UBIs e a infraestrutura institucional
O texto altera o marco legal do câmbio ao criar as chamadas Unidades Bancárias Internacionais. Essas estruturas poderão ser estabelecidas por bancos sistemicamente relevantes, desde que obtenham autorização do Banco Central. As UBIs atenderão exclusivamente clientes não residentes e oferecerão serviços financeiros internacionais a partir do território brasileiro.
A inovação central está na combinação entre regime fiscal diferenciado, segregação contábil e autorização expressa para o uso de ativos virtuais, incluindo stablecoins, em operações financeiras e cambiais. Desse modo, o relatório deixa claro que stablecoins funcionam como ferramentas operacionais, enquanto as UBIs representam a infraestrutura institucional regulada.
Uso de stablecoins e novas aplicações
De acordo com especialistas, o crescimento do uso de stablecoins pressiona reguladores a oferecer segurança jurídica sem comprometer a inovação. Nesse contexto, o Artigo 11-B do projeto autoriza explicitamente o uso de ativos virtuais pelas UBIs. Isso permite que bancos brasileiros ofereçam custódia e negociação de criptoativos dentro de um arcabouço supervisionado, sem transformar stablecoins em instituições financeiras
Na prática, stablecoins passam a atuar como meios de liquidação, transferência e conversão. A UBI, por sua vez, permanece como o ente regulado, responsável por compliance, prevenção à lavagem de dinheiro e supervisão prudencial. Esse desenho viabiliza aplicações como câmbio digital 24/7, com conversões instantâneas e spreads reduzidos.
Outro uso possível envolve estratégias de financiamento e atração de capital estrangeiro. Investidores não residentes poderiam alocar recursos via stablecoins, enquanto as UBIs direcionariam esses valores para ativos locais, mantendo eficiência operacional e tributária até a internalização dos recursos.
Regulação complementar das stablecoins
O PL 2.338/2025 se soma a outra iniciativa relevante no Congresso: o PL 4.308/2024, que disciplina especificamente as stablecoins no Brasil. Embora tenham escopos distintos, os projetos se complementam ao desenhar uma nova arquitetura financeira baseada em ativos digitais, segurança jurídica e integração internacional
Esse segundo texto estabelece a obrigatoriedade de lastro integral em moeda fiduciária ou títulos soberanos, além de proibir stablecoins algorítmicas. Ademais, reforça a segregação patrimonial das reservas, exige auditorias externas independentes e amplia os mecanismos de fiscalização.

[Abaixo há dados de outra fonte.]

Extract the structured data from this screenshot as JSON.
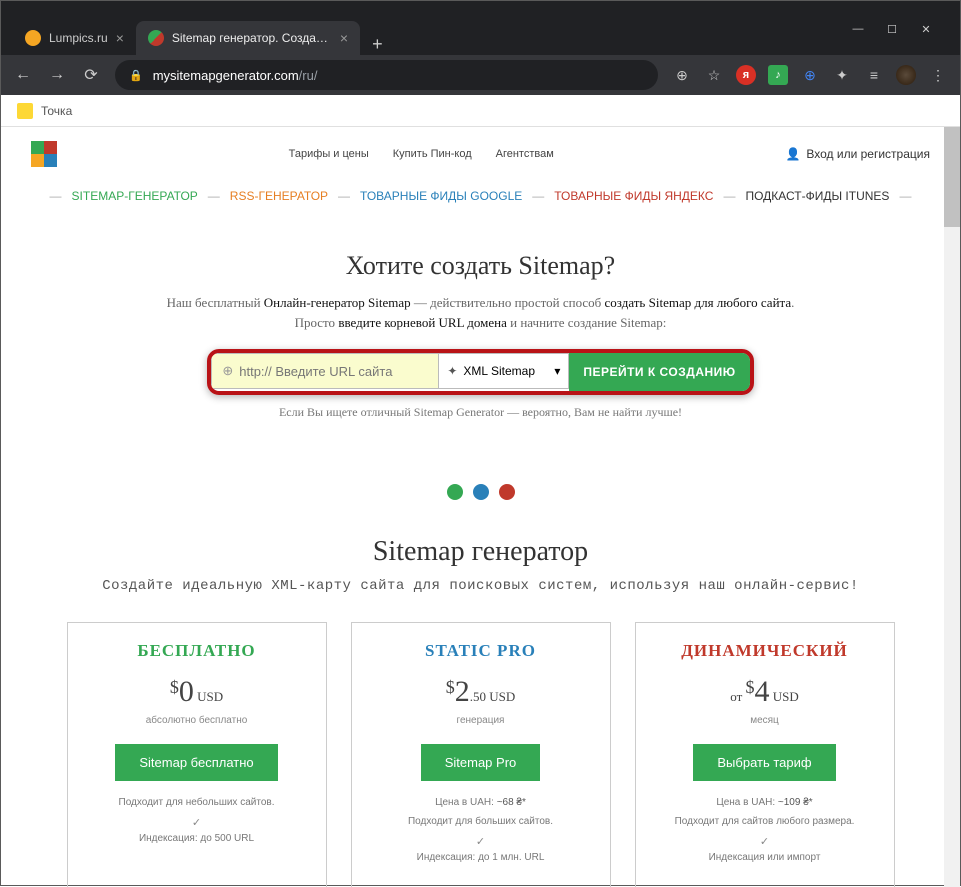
{
  "browser": {
    "tabs": [
      {
        "title": "Lumpics.ru",
        "favicon_color": "#f5a623"
      },
      {
        "title": "Sitemap генератор. Создайте XI",
        "favicon_color": "#34a853"
      }
    ],
    "url_prefix": "mysitemapgenerator.com",
    "url_path": "/ru/",
    "bookmark": "Точка"
  },
  "header": {
    "nav": [
      "Тарифы и цены",
      "Купить Пин-код",
      "Агентствам"
    ],
    "login": "Вход или регистрация"
  },
  "subnav": [
    {
      "label": "SITEMAP-ГЕНЕРАТОР",
      "color": "#34a853"
    },
    {
      "label": "RSS-ГЕНЕРАТОР",
      "color": "#e67e22"
    },
    {
      "label": "ТОВАРНЫЕ ФИДЫ GOOGLE",
      "color": "#2980b9"
    },
    {
      "label": "ТОВАРНЫЕ ФИДЫ ЯНДЕКС",
      "color": "#c0392b"
    },
    {
      "label": "ПОДКАСТ-ФИДЫ ITUNES",
      "color": "#333"
    }
  ],
  "hero": {
    "title": "Хотите создать Sitemap?",
    "sub1_a": "Наш бесплатный ",
    "sub1_b": "Онлайн-генератор Sitemap",
    "sub1_c": " — действительно простой способ ",
    "sub1_d": "создать Sitemap для любого сайта",
    "sub1_e": ".",
    "sub2_a": "Просто ",
    "sub2_b": "введите корневой URL домена",
    "sub2_c": " и начните создание Sitemap:",
    "input_placeholder": "http:// Введите URL сайта",
    "select_label": "XML Sitemap",
    "go_button": "ПЕРЕЙТИ К СОЗДАНИЮ",
    "footer": "Если Вы ищете отличный Sitemap Generator — вероятно, Вам не найти лучше!"
  },
  "dots": [
    "#34a853",
    "#2980b9",
    "#c0392b"
  ],
  "generator": {
    "title": "Sitemap генератор",
    "subtitle": "Создайте идеальную XML-карту сайта для поисковых систем, используя наш онлайн-сервис!"
  },
  "plans": [
    {
      "name": "БЕСПЛАТНО",
      "color": "#34a853",
      "price_pre": "",
      "price_num": "0",
      "price_cur": "USD",
      "note": "абсолютно бесплатно",
      "button": "Sitemap бесплатно",
      "desc": "Подходит для небольших сайтов.",
      "index": "Индексация: до 500 URL"
    },
    {
      "name": "STATIC PRO",
      "color": "#2980b9",
      "price_pre": "",
      "price_num": "2",
      "price_dec": ".50",
      "price_cur": "USD",
      "note": "генерация",
      "button": "Sitemap Pro",
      "uah_label": "Цена в UAH: ",
      "uah_val": "~68 ₴*",
      "desc": "Подходит для больших сайтов.",
      "index": "Индексация: до 1 млн. URL"
    },
    {
      "name": "ДИНАМИЧЕСКИЙ",
      "color": "#c0392b",
      "price_pre": "от ",
      "price_num": "4",
      "price_cur": "USD",
      "note": "месяц",
      "button": "Выбрать тариф",
      "uah_label": "Цена в UAH: ",
      "uah_val": "~109 ₴*",
      "desc": "Подходит для сайтов любого размера.",
      "index": "Индексация или импорт"
    }
  ]
}
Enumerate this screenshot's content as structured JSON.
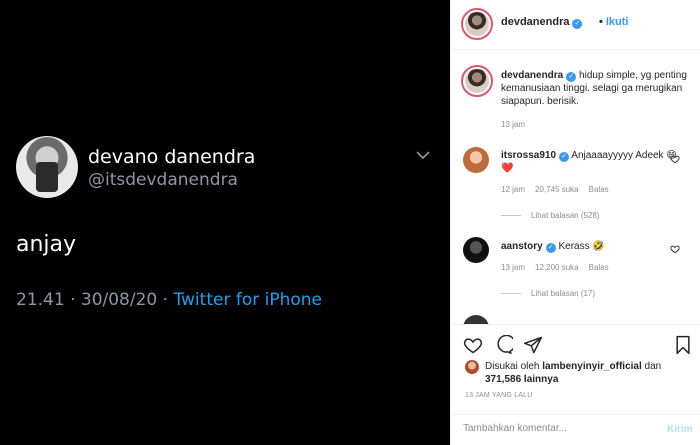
{
  "tweet": {
    "display_name": "devano danendra",
    "handle": "@itsdevdanendra",
    "text": "anjay",
    "time": "21.41 · 30/08/20 · ",
    "source": "Twitter for iPhone"
  },
  "header": {
    "username": "devdanendra",
    "follow_separator": "•",
    "follow_label": "Ikuti"
  },
  "caption": {
    "username": "devdanendra",
    "text": "hidup simple, yg penting kemanusiaan tinggi. selagi ga merugikan siapapun. berisik.",
    "time": "13 jam"
  },
  "comments": [
    {
      "username": "itsrossa910",
      "text": "Anjaaaayyyyy Adeek 😄❤️",
      "time": "12 jam",
      "likes": "20,745 suka",
      "reply_label": "Balas",
      "view_replies": "Lihat balasan (528)"
    },
    {
      "username": "aanstory",
      "text": "Kerass 🤣",
      "time": "13 jam",
      "likes": "12,200 suka",
      "reply_label": "Balas",
      "view_replies": "Lihat balasan (17)"
    }
  ],
  "likes": {
    "prefix": "Disukai oleh ",
    "user": "lambenyinyir_official",
    "middle": " dan ",
    "count": "371,586 lainnya"
  },
  "time_ago": "13 JAM YANG LALU",
  "composer": {
    "placeholder": "Tambahkan komentar...",
    "post_label": "Kirim"
  },
  "colors": {
    "accent": "#3897f0",
    "tweet_link": "#1da1f2",
    "tweet_bg": "#000000"
  }
}
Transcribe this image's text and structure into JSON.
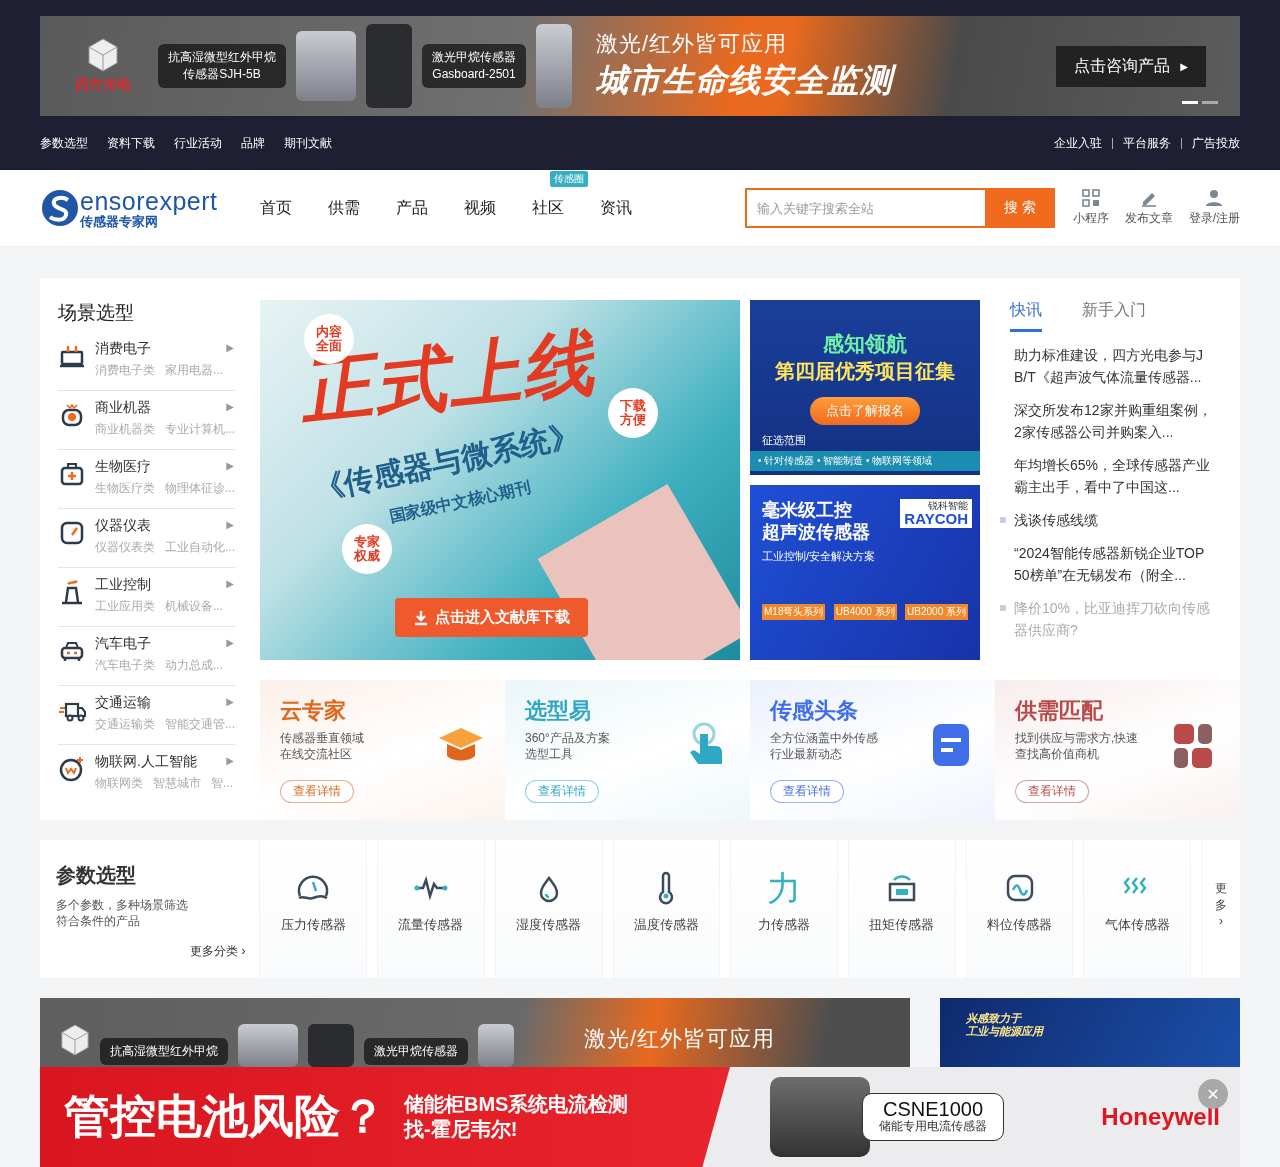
{
  "top_banner": {
    "brand": "四方光电",
    "product_1_lines": [
      "抗高湿微型红外甲烷",
      "传感器SJH-5B"
    ],
    "product_2_lines": [
      "激光甲烷传感器",
      "Gasboard-2501"
    ],
    "headline": "激光/红外皆可应用",
    "subline": "城市生命线安全监测",
    "cta": "点击咨询产品",
    "cta_arrow": "▶",
    "dots": [
      {
        "selected": true
      },
      {
        "selected": false
      }
    ]
  },
  "top_links_left": [
    "参数选型",
    "资料下载",
    "行业活动",
    "品牌",
    "期刊文献"
  ],
  "top_links_right": [
    "企业入驻",
    "平台服务",
    "广告投放"
  ],
  "header": {
    "logo_word": "ensorexpert",
    "logo_sub": "传感器专家网",
    "nav": [
      {
        "label": "首页"
      },
      {
        "label": "供需"
      },
      {
        "label": "产品"
      },
      {
        "label": "视频"
      },
      {
        "label": "社区",
        "badge": "传感圈"
      },
      {
        "label": "资讯"
      }
    ],
    "search": {
      "placeholder": "输入关键字搜索全站",
      "button": "搜 索"
    },
    "tools": [
      {
        "kind": "qr",
        "label": "小程序"
      },
      {
        "kind": "pen",
        "label": "发布文章"
      },
      {
        "kind": "user",
        "label": "登录/注册"
      }
    ]
  },
  "scenes": {
    "title": "场景选型",
    "items": [
      {
        "kind": "plug",
        "title": "消费电子",
        "tags": [
          "消费电子类",
          "家用电器..."
        ],
        "arrow": "▶"
      },
      {
        "kind": "robot",
        "title": "商业机器",
        "tags": [
          "商业机器类",
          "专业计算机..."
        ],
        "arrow": "▶"
      },
      {
        "kind": "medkit",
        "title": "生物医疗",
        "tags": [
          "生物医疗类",
          "物理体征诊..."
        ],
        "arrow": "▶"
      },
      {
        "kind": "gauge",
        "title": "仪器仪表",
        "tags": [
          "仪器仪表类",
          "工业自动化..."
        ],
        "arrow": "▶"
      },
      {
        "kind": "factory",
        "title": "工业控制",
        "tags": [
          "工业应用类",
          "机械设备..."
        ],
        "arrow": "▶"
      },
      {
        "kind": "car",
        "title": "汽车电子",
        "tags": [
          "汽车电子类",
          "动力总成..."
        ],
        "arrow": "▶"
      },
      {
        "kind": "truck",
        "title": "交通运输",
        "tags": [
          "交通运输类",
          "智能交通管..."
        ],
        "arrow": "▶"
      },
      {
        "kind": "ai",
        "title": "物联网.人工智能",
        "tags": [
          "物联网类",
          "智慧城市",
          "智..."
        ],
        "arrow": "▶"
      }
    ]
  },
  "feature": {
    "headline": "正式上线",
    "journal": "《传感器与微系统》",
    "subtitle": "国家级中文核心期刊",
    "badges": [
      "内容全面",
      "下载方便",
      "专家权威"
    ],
    "button": "点击进入文献库下载"
  },
  "ad_1": {
    "title": "感知领航",
    "subtitle": "第四届优秀项目征集",
    "button": "点击了解报名",
    "scope_label": "征选范围",
    "scope": "• 针对传感器 • 智能制造 • 物联网等领域"
  },
  "ad_2": {
    "title_lines": [
      "毫米级工控",
      "超声波传感器"
    ],
    "subtitle": "工业控制/安全解决方案",
    "brand_cn": "锐科智能",
    "brand": "RAYCOH",
    "series": [
      "M18弯头系列",
      "UB4000 系列",
      "UB2000 系列"
    ]
  },
  "news": {
    "tabs": [
      {
        "label": "快讯",
        "selected": true
      },
      {
        "label": "新手入门",
        "selected": false
      }
    ],
    "items": [
      {
        "text": "助力标准建设，四方光电参与JB/T《超声波气体流量传感器...",
        "marked": false,
        "faded": false
      },
      {
        "text": "深交所发布12家并购重组案例，2家传感器公司并购案入...",
        "marked": false,
        "faded": false
      },
      {
        "text": "年均增长65%，全球传感器产业霸主出手，看中了中国这...",
        "marked": false,
        "faded": false
      },
      {
        "text": "浅谈传感线缆",
        "marked": true,
        "faded": false
      },
      {
        "text": "“2024智能传感器新锐企业TOP50榜单”在无锡发布（附全...",
        "marked": false,
        "faded": false
      },
      {
        "text": "降价10%，比亚迪挥刀砍向传感器供应商?",
        "marked": true,
        "faded": true
      }
    ]
  },
  "services": [
    {
      "kind": "cap",
      "title": "云专家",
      "lines": [
        "传感器垂直领域",
        "在线交流社区"
      ],
      "button": "查看详情",
      "color": "#e0661c"
    },
    {
      "kind": "hand",
      "title": "选型易",
      "lines": [
        "360°产品及方案",
        "选型工具"
      ],
      "button": "查看详情",
      "color": "#2fa7c5"
    },
    {
      "kind": "doc",
      "title": "传感头条",
      "lines": [
        "全方位涵盖中外传感",
        "行业最新动态"
      ],
      "button": "查看详情",
      "color": "#3f6ee8"
    },
    {
      "kind": "grid",
      "title": "供需匹配",
      "lines": [
        "找到供应与需求方,快速",
        "查找高价值商机"
      ],
      "button": "查看详情",
      "color": "#b84a4a"
    }
  ],
  "params": {
    "title": "参数选型",
    "lines": [
      "多个参数，多种场景筛选",
      "符合条件的产品"
    ],
    "more": "更多分类",
    "more_arrow": "›",
    "items": [
      {
        "kind": "pressure",
        "label": "压力传感器"
      },
      {
        "kind": "flow",
        "label": "流量传感器"
      },
      {
        "kind": "humidity",
        "label": "湿度传感器"
      },
      {
        "kind": "temperature",
        "label": "温度传感器"
      },
      {
        "kind": "glyph",
        "glyph": "力",
        "label": "力传感器"
      },
      {
        "kind": "torque",
        "label": "扭矩传感器"
      },
      {
        "kind": "level",
        "label": "料位传感器"
      },
      {
        "kind": "gas",
        "label": "气体传感器"
      }
    ],
    "next": "更多",
    "next_arrow": "›"
  },
  "bottom_banner": {
    "product_1": "抗高湿微型红外甲烷",
    "product_2": "激光甲烷传感器",
    "headline": "激光/红外皆可应用"
  },
  "side_banner": {
    "lines": [
      "兴感致力于",
      "工业与能源应用"
    ]
  },
  "float_ad": {
    "headline": "管控电池风险？",
    "lines": [
      "储能柜BMS系统电流检测",
      "找-霍尼韦尔!"
    ],
    "model": "CSNE1000",
    "model_desc": "储能专用电流传感器",
    "brand": "Honeywell",
    "close": "✕"
  }
}
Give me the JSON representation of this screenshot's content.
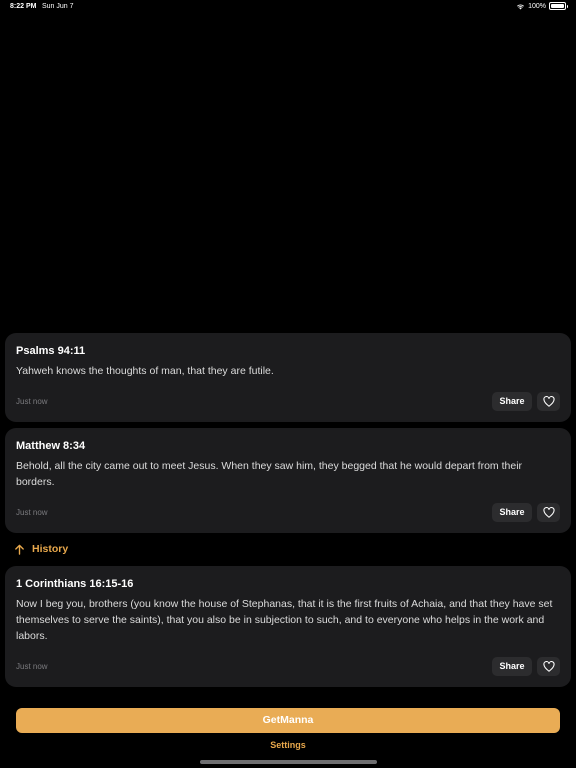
{
  "status_bar": {
    "time": "8:22 PM",
    "date": "Sun Jun 7",
    "battery": "100%"
  },
  "cards": [
    {
      "reference": "Psalms 94:11",
      "text": "Yahweh knows the thoughts of man, that they are futile.",
      "timestamp": "Just now",
      "share_label": "Share"
    },
    {
      "reference": "Matthew 8:34",
      "text": "Behold, all the city came out to meet Jesus. When they saw him, they begged that he would depart from their borders.",
      "timestamp": "Just now",
      "share_label": "Share"
    },
    {
      "reference": "1 Corinthians 16:15-16",
      "text": "Now I beg you, brothers (you know the house of Stephanas, that it is the first fruits of Achaia, and that they have set themselves to serve the saints), that you also be in subjection to such, and to everyone who helps in the work and labors.",
      "timestamp": "Just now",
      "share_label": "Share"
    }
  ],
  "history": {
    "label": "History",
    "icon": "arrow-up-icon"
  },
  "actions": {
    "getmanna_label": "GetManna",
    "settings_label": "Settings"
  },
  "colors": {
    "accent": "#e9ac55",
    "card_bg": "#1c1c1e",
    "button_bg": "#2c2c2e",
    "background": "#000000"
  }
}
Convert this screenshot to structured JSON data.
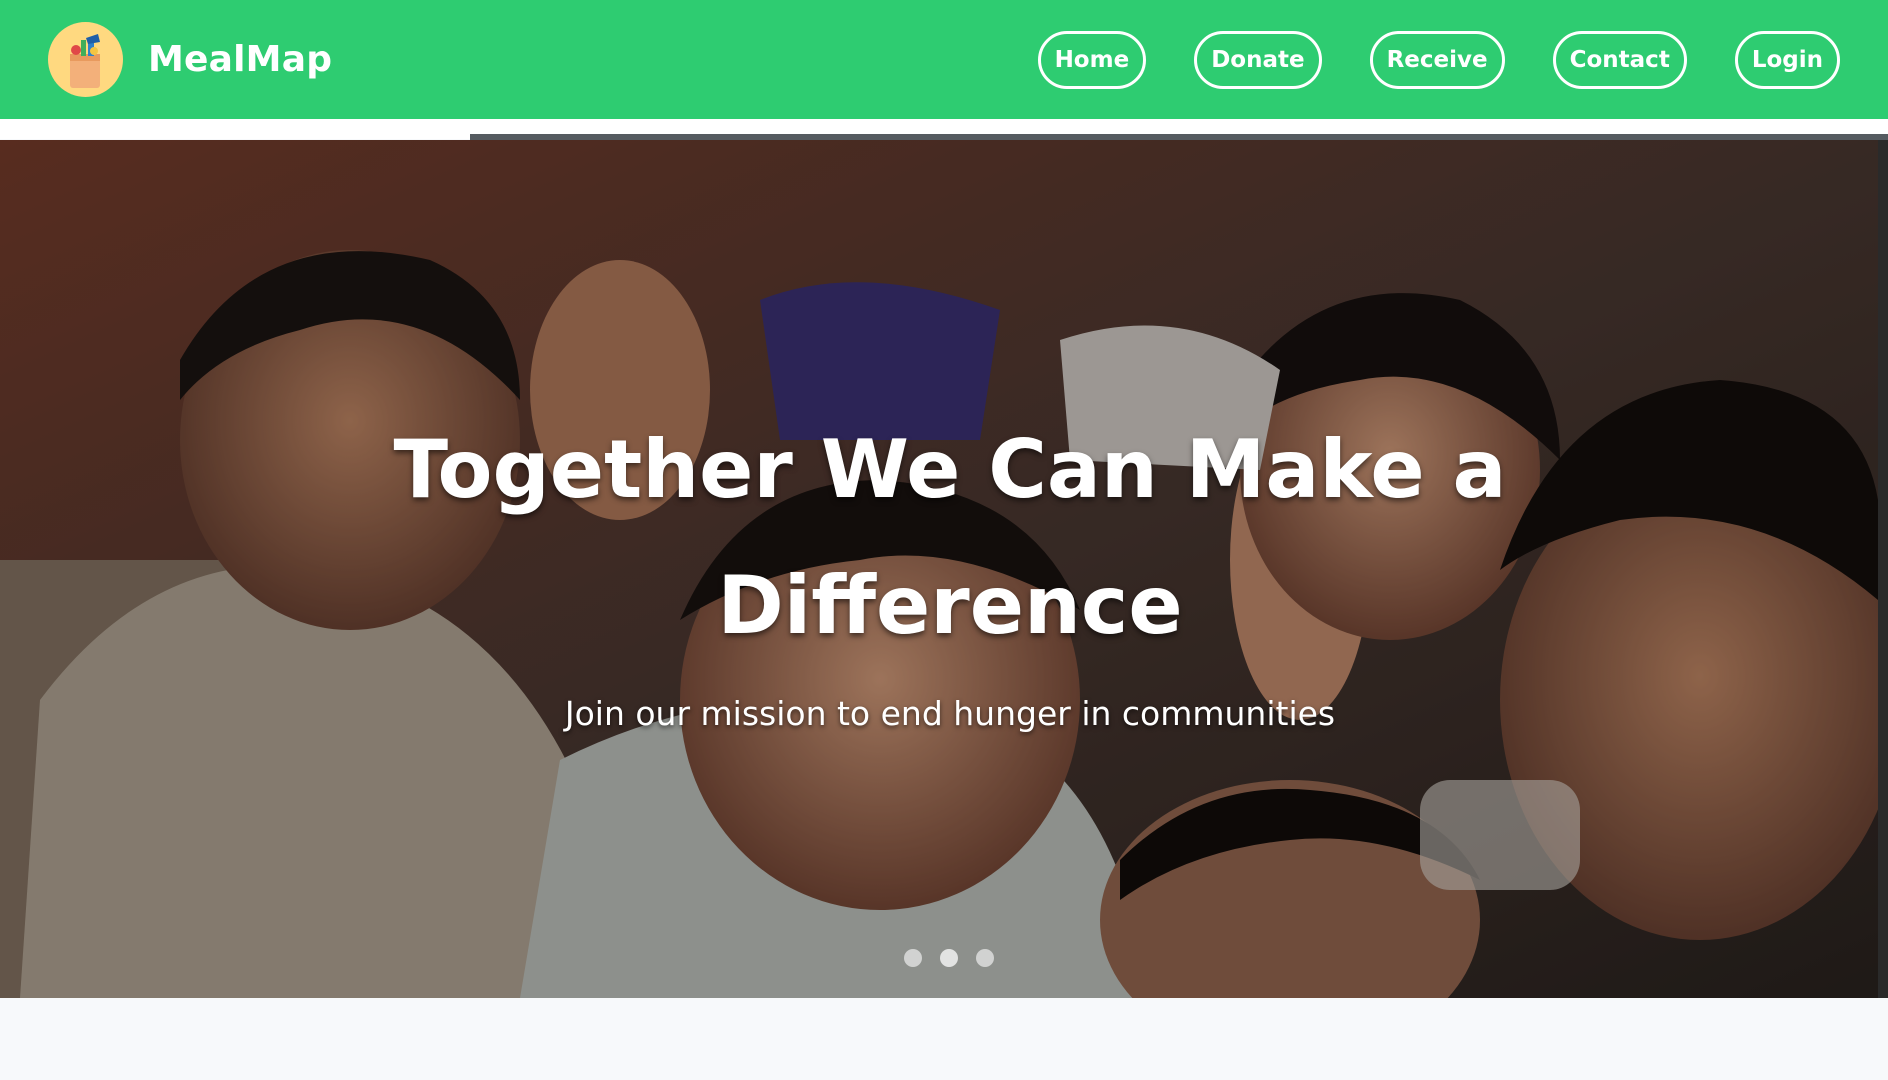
{
  "brand": {
    "name": "MealMap",
    "logo_icon": "grocery-bag-icon",
    "primary_color": "#2ecc71"
  },
  "nav": {
    "items": [
      {
        "label": "Home"
      },
      {
        "label": "Donate"
      },
      {
        "label": "Receive"
      },
      {
        "label": "Contact"
      },
      {
        "label": "Login"
      }
    ]
  },
  "hero": {
    "title": "Together We Can Make a Difference",
    "subtitle": "Join our mission to end hunger in communities",
    "slides_total": 3,
    "active_slide": 2
  }
}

O avanço desses projetos sinaliza uma mudança profunda no posicionamento do Brasil frente às finanças digitais. Ao integrar bancos, stablecoins e operações internacionais sob supervisão doméstica, o país busca equilibrar inovação, segurança e competitividade global. O sucesso desse modelo, contudo, dependerá da implementação regulatória e da capacidade de atrair capital sem comprometer a flexibilidade que caracteriza o mercado de criptoativos.